Multiple options for SQL Server 2005 EOL
A lot of smaller SQL Server 2005 installations are already unsupported because people just stopped renewing service contracts, says Olofson. For a long time, Microsoft sold maintenance agreements separate from the product and for smaller installations doing less than major work, they simply let the contract lapse.
The lack of support for SQL Server 2005 won't have the impact of Server 2003's end of life. PCI compliance, for instance, demands that you are on a supported and patched operating system or you cannot connect to another PCI system. HIPPAA regulations also require a supported system, or you’re not in compliance with the law.
Compliance is as problematic for SQL Server 2005 as it is with Server 2003. HIPAA and PCI compliance both require up-to-date, patch databases, just like they do with the operating system. So if you’re using SQL Server 2005 for anything related to HIPAA or PCI, you will be out of compliance come next April.
When enterprises migrate off Windows Server 2003, they have two options: Server 2008 or Server 2012. The few firms that choose Server 2008 do so only because they already had Server 2008 deployed internally and they wanted consistency across the line, even if that meant a fairly old operating system.
For SQL Server customers, there are several options: SQL Server 2012, SQL Server 2014 and Azure SQL Database. SQL Server 2016 is currently in beta and customers are testing it out, but Microsoft does not advocate waiting for it to be released.

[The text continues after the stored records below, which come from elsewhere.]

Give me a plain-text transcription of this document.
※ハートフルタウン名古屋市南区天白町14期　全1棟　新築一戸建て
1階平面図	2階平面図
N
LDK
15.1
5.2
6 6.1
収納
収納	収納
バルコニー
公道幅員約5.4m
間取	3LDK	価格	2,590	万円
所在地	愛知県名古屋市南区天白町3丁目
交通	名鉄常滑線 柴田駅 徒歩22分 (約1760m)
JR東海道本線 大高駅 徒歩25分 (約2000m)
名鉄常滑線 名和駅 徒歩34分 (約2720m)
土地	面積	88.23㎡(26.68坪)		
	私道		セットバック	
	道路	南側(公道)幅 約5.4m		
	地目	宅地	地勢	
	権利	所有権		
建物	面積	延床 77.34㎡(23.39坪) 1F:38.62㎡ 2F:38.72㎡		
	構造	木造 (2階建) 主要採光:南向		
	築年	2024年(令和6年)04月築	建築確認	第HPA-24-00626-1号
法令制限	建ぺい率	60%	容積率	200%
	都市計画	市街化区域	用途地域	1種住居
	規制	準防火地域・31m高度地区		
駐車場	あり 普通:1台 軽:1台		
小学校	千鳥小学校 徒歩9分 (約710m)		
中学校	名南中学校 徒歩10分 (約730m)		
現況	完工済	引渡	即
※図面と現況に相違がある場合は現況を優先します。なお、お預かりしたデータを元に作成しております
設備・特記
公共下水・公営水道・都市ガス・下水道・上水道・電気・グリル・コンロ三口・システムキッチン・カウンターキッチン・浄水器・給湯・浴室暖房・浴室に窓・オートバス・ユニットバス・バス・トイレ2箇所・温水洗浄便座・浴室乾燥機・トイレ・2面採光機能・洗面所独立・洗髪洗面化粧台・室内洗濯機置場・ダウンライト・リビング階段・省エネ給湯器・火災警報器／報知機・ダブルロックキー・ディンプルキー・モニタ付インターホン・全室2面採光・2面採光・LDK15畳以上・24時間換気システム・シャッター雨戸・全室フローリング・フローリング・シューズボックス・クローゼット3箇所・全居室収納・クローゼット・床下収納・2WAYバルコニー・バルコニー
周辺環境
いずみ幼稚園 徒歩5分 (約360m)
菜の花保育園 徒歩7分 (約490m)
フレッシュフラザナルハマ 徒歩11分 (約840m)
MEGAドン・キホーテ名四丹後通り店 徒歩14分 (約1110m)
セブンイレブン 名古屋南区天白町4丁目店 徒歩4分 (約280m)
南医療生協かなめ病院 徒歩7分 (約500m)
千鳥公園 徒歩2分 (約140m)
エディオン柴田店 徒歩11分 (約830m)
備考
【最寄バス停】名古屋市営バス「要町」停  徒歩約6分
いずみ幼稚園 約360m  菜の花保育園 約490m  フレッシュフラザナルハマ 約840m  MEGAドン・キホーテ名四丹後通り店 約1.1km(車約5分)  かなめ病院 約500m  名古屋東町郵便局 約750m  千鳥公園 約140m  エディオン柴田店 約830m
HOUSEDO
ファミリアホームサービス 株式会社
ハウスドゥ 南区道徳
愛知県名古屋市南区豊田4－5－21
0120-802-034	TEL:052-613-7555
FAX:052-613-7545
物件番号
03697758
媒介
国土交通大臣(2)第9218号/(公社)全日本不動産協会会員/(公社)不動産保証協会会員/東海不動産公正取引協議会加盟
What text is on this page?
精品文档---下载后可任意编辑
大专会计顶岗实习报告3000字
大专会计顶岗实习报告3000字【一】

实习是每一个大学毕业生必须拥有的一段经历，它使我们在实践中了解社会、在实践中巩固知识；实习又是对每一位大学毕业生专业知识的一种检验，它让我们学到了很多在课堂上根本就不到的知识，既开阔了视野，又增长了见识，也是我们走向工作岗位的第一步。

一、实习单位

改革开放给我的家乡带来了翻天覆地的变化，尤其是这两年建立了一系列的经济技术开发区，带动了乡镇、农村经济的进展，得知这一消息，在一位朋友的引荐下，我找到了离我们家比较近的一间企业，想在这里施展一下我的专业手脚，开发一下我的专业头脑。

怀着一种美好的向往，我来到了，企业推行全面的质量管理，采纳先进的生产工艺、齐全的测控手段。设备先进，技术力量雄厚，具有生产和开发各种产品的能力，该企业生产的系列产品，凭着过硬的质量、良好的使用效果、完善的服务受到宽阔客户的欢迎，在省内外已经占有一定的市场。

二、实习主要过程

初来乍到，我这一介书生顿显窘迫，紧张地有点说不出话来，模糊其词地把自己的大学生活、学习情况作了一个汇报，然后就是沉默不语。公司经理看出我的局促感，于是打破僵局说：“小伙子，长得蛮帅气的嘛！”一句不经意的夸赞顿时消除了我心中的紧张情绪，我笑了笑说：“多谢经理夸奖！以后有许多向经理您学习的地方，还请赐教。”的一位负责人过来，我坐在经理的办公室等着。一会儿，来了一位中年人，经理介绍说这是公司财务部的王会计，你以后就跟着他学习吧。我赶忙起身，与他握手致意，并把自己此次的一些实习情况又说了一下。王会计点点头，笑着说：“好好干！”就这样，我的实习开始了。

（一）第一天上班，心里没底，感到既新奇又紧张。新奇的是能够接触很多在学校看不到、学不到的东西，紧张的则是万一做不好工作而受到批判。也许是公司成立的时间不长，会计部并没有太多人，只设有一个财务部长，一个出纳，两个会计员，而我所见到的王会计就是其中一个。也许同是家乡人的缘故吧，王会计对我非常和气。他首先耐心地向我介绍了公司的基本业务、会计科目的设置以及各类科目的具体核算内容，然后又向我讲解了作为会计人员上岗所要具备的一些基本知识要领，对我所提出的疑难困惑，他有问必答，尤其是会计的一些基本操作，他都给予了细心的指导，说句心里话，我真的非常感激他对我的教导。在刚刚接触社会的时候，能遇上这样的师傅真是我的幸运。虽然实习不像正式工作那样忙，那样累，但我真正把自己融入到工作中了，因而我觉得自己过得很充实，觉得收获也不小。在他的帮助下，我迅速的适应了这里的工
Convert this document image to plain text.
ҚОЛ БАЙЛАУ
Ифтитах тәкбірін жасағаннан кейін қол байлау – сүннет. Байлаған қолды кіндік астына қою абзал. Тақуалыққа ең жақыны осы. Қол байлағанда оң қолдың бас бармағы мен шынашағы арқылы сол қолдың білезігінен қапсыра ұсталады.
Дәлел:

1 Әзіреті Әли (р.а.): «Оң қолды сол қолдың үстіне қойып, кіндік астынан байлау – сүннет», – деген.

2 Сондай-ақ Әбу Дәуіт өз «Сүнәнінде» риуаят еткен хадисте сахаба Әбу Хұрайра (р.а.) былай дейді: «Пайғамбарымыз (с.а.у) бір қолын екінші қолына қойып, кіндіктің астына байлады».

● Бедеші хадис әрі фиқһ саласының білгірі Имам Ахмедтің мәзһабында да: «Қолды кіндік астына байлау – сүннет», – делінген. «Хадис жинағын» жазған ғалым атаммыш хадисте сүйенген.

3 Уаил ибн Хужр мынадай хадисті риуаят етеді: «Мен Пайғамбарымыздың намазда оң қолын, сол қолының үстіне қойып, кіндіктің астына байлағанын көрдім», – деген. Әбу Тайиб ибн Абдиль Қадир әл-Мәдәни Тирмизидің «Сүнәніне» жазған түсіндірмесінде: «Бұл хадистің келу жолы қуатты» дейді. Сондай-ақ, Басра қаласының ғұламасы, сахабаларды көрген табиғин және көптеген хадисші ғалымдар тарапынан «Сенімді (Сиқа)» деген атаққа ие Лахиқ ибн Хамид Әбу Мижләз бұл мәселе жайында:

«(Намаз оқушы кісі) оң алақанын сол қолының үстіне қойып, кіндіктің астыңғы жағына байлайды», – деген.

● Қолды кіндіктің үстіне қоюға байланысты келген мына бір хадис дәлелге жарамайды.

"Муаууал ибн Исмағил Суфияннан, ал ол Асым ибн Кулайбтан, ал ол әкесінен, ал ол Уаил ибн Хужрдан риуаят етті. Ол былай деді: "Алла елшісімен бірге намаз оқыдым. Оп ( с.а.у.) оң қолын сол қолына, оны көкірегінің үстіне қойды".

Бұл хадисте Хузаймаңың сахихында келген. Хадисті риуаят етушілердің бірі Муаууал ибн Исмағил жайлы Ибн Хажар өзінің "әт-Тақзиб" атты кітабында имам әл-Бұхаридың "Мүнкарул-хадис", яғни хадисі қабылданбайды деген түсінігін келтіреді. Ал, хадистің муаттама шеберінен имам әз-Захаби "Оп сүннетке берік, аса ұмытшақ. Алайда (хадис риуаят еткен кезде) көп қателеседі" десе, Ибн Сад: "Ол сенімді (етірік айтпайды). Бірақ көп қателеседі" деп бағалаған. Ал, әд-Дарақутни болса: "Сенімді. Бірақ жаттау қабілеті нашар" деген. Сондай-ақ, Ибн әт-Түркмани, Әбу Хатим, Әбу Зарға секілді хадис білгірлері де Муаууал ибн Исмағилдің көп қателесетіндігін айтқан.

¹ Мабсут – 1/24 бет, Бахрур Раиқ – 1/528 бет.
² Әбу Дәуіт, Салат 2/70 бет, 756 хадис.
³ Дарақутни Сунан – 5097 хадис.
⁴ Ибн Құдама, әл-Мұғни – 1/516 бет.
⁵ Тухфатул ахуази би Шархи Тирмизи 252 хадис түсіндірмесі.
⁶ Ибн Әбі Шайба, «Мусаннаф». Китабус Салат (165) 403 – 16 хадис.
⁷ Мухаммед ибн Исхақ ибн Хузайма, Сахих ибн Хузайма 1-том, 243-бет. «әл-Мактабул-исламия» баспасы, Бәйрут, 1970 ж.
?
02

The two major differences between 2012 and 2014 are in-memory analytics and OLTP, says Wisner. With the in-memory column store, SQL Server 2014 saw 100-fold performance gains and a 30-fold improvement in OLTP processing. SQL Server 2014 also takes advantage of Windows Server 2012 R2 with virtualization and storage capabilities.
Paul Turley, a SQL Server MVP and BI architect with SolidQ, says he's known clients who preferred to be one version behind on a product rather than on the bleeding edge. "A large portion of companies live by the belief is to stay one version behind is the safe zone. It's been tested and debugged. So a lot of folks will stay behind purposely," he claims.
But in the case of SQL Server, he encourages people to get the newest version. "I can't think of any good reason to stay one version behind. Five years from now, how far behind do you want to be?" he asks.
Olofson argues that this migration is a time when some shops might want to consider migrating to Azure instead of on-premises, since the Azure version is mostly similar to the on-premises product. "It shouldn't be a one-off project, it should be part of an evolving strategy. It could be a part of a program for using the program for using the cloud for development testing in general," he says.
Potentially pain-free migration
There are two steps to a SQL Server migration; the database itself and apps built on the database. If it's just the database, that's a whole lot faster than a Server upgrade, says O'Connor. "Just migrating the SQL engine is a two-hour process. You can move the engine and point back to data on a SAN. When it becomes apps that talk to database, that can take time," he notes.
Turley says Microsoft tools like SQL Server Upgrade Advisor and Installation Center make it simple to install and migrate the product, plus analysis and reporting services migrate. For SQL Server 2014, there is an ISV certification program so you can test your custom database apps against 2014 to help with the move.
"Let's say they use Web services and custom extensions. We can migrate a lot of those things. In general there is a lot of prescriptive guidance around making that migration. It all depends on how custom that install is," he says.
If there is a challenge, it could be finding a skilled DBA who knows how to use the old versions. DBAs trained in recent years haven't been trained on the 2005 version and earlier. "Most new DBAs have never even seen SQL Server 2000. Finding a junior to mid-level DBA to support it can get challenging quickly," says Turley.